Is it possible to have PMT every day of the month? Now even I'm starting to wonder. Unless it's Vicky's constant hair-flicking that's causing me to be so grumpy. Today I manage to fall out with both Max and Johnny. Talk about narrowing one's options.

Max announces that he's going to be late home again tonight - while we're having breakfast. Mrs Bloom has "asked a favour" and he is going to fix a new bolt and security chain to her front door after work.

"But what on earth has that got to do with selling furniture?" I say.

"Nothing," says Max. "But it's not a bad idea to keep your best customers happy in a recession. And it won't take that long."

I can't think of anything to say to this that wouldn't involve unintelligible mumbling and swearing, so I don't bother. I rely on some passive-aggressive huffing and glaring instead. It is only seven-thirty in the morning, after all.

Not that my restraint has the desired effect. Max just raises an eyebrow and says,


Gah. Why do men always think that women's justifiable irritation must be solely due to their menstrual cycle?  I'm sure I read an article* that suggested that, while women are noticeably more irritable in the days immediately before their period, they are still less irritable than men are all the bloody time.

Unfortunately, Max's idiotic question provokes me to actual speech, and I point out that there's no such thing as Post-Menstrual Tension. And that we'd need a far better sex-life if his awareness of my cycle was to be anything like as good as his knowledge of the economic climate. This goes down about as well as you'd expect.

It does seem that Max has his finger on the pulse of the nation, though: work's all about the economic climate, too. Unsurprisingly, I suppose. I have no idea how to reassure worried constituents at the moment, anyway, but Vicky rolling her eyes at everything I say to them really isn't helping. I can't wait for Marie-Louise to come back to work.

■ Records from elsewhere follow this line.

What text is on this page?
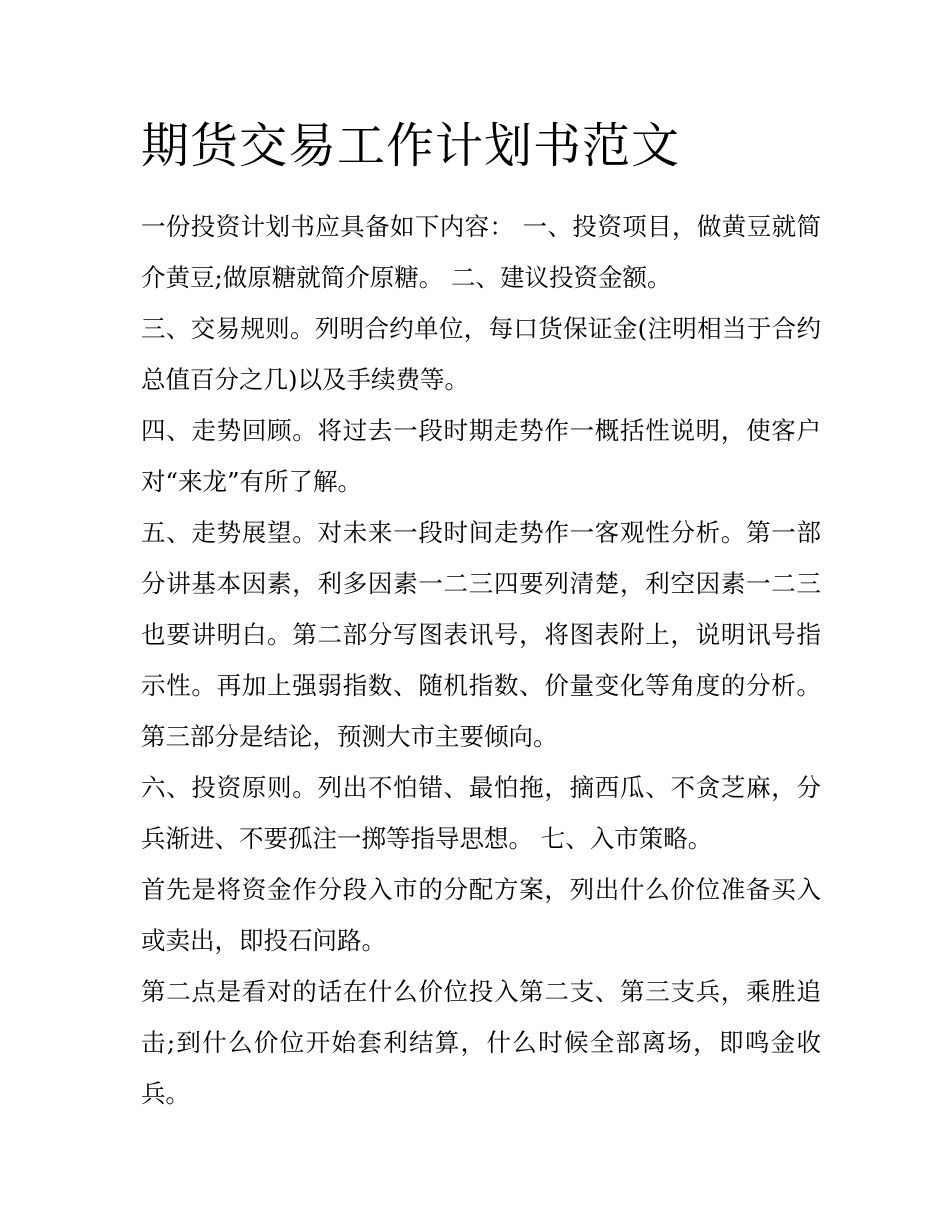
期货交易工作计划书范文

一份投资计划书应具备如下内容： 一、投资项目，做黄豆就简介黄豆;做原糖就简介原糖。 二、建议投资金额。

三、交易规则。列明合约单位，每口货保证金(注明相当于合约总值百分之几)以及手续费等。

四、走势回顾。将过去一段时期走势作一概括性说明，使客户对“来龙”有所了解。

五、走势展望。对未来一段时间走势作一客观性分析。第一部分讲基本因素，利多因素一二三四要列清楚，利空因素一二三也要讲明白。第二部分写图表讯号，将图表附上，说明讯号指示性。再加上强弱指数、随机指数、价量变化等角度的分析。第三部分是结论，预测大市主要倾向。

六、投资原则。列出不怕错、最怕拖，摘西瓜、不贪芝麻，分兵渐进、不要孤注一掷等指导思想。 七、入市策略。

首先是将资金作分段入市的分配方案，列出什么价位准备买入或卖出，即投石问路。

第二点是看对的话在什么价位投入第二支、第三支兵，乘胜追击;到什么价位开始套利结算，什么时候全部离场，即鸣金收兵。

By mid-afternoon, I'm wondering whether I can get away with unplugging the phones and blaming it on BT, when there's yet another call. It's Johnny.

"What on earth are you doing, calling me on this number?" I say. Very quietly. There are ears under all that straightened hair.

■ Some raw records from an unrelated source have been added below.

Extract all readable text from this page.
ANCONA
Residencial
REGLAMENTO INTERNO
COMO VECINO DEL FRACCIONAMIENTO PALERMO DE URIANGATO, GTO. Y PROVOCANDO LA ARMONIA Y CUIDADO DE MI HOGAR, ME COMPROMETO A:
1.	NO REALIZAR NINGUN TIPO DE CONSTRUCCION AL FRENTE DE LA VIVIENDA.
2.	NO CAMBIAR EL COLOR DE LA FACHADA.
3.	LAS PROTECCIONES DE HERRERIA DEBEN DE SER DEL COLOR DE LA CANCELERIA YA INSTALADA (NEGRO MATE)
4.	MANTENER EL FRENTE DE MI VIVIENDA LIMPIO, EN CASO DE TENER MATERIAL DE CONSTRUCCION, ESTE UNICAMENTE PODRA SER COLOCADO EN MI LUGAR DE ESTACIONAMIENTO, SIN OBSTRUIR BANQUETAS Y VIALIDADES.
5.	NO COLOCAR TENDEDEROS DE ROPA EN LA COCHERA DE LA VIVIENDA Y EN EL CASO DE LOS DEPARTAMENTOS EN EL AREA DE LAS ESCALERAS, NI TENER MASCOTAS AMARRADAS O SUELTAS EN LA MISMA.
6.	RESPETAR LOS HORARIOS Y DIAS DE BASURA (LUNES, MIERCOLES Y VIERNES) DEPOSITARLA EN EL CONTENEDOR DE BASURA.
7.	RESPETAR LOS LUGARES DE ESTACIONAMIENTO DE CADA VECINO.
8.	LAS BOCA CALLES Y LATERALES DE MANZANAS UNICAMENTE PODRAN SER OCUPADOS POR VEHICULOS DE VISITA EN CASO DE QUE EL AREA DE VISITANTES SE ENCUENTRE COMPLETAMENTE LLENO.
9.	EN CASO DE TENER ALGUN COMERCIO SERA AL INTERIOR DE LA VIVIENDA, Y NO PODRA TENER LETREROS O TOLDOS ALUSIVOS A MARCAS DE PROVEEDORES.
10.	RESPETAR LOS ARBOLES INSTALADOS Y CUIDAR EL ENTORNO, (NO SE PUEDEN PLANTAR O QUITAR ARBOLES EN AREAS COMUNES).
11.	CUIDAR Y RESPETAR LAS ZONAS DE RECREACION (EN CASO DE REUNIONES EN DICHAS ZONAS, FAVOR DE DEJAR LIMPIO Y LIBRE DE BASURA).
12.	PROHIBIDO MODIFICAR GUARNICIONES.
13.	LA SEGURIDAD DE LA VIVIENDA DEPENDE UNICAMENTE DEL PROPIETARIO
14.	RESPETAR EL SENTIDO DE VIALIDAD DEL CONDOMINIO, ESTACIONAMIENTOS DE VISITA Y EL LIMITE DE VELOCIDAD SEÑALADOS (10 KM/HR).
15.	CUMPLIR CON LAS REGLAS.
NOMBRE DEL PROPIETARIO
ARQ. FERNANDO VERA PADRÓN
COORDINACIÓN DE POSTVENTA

"What?" says Johnny. "Speak up, woman. There's no point in me phoning to hear your voice if you're going to whisper."

Oh, bloody hell. How does he expect me to have a conversation with him while Vicky is listening in? I decide that, if it's only my voice that he wants to hear, it won't much matter what I actually say, so I can pretend he's a constituent.

"Ah," I say. "So you're not happy with what Iain Duncan Smith has said about people needing to travel further to work?" (It's the best I can do off the top of my head.)

"What? What are you talking about? Of course I'm happy with it - I travel an entire bloody continent, you idiot," says Johnny.

His tone resembles a grumpy constituent's rather too convincingly for my liking. Not to mention that his job is hardly typical, is it? But I plough on regardless.

"Well, I see your point," I say. "Spending large amounts of money on travelling to work is all very well, if you have a full-time job. But all those poor people on zero or four-hour per week contracts, who get short notice of their shifts, or are sent home early, are indeed in a wholly different position."

"Molly, what the hell are you talking about?" says Johnny.

Honestly, sometimes even International Directors of Global Oil Companies are very slow to catch on. Vicky's still earwigging - so there's nothing for it but a two-pronged approach. I start typing an email to Johnny, while still talking to him.

"I will be happy to raise this with the Minister for Work and Pensions," I say. "I'll send you a copy of my letter, and we'll take it from there."

At the same time, I hit send, and my email saying: "Johnny, get OFF the phone!" is on its way.

"For God's sake," says Johnny. "Oh, hang on. Ah. I see. Well, I'm sorry to interrupt your vital work." Then he hangs up. Was that tone of voice really necessary?

I send another email:

"There's no need to be sarcastic."

Johnny's reply comes straight back:


Can someone please tell me the point of having an almost-lover who is just as annoying as one's husband?

*Article - here it is. I rest my case. I may even send a copy to a certain oil baron, and print a copy for Max.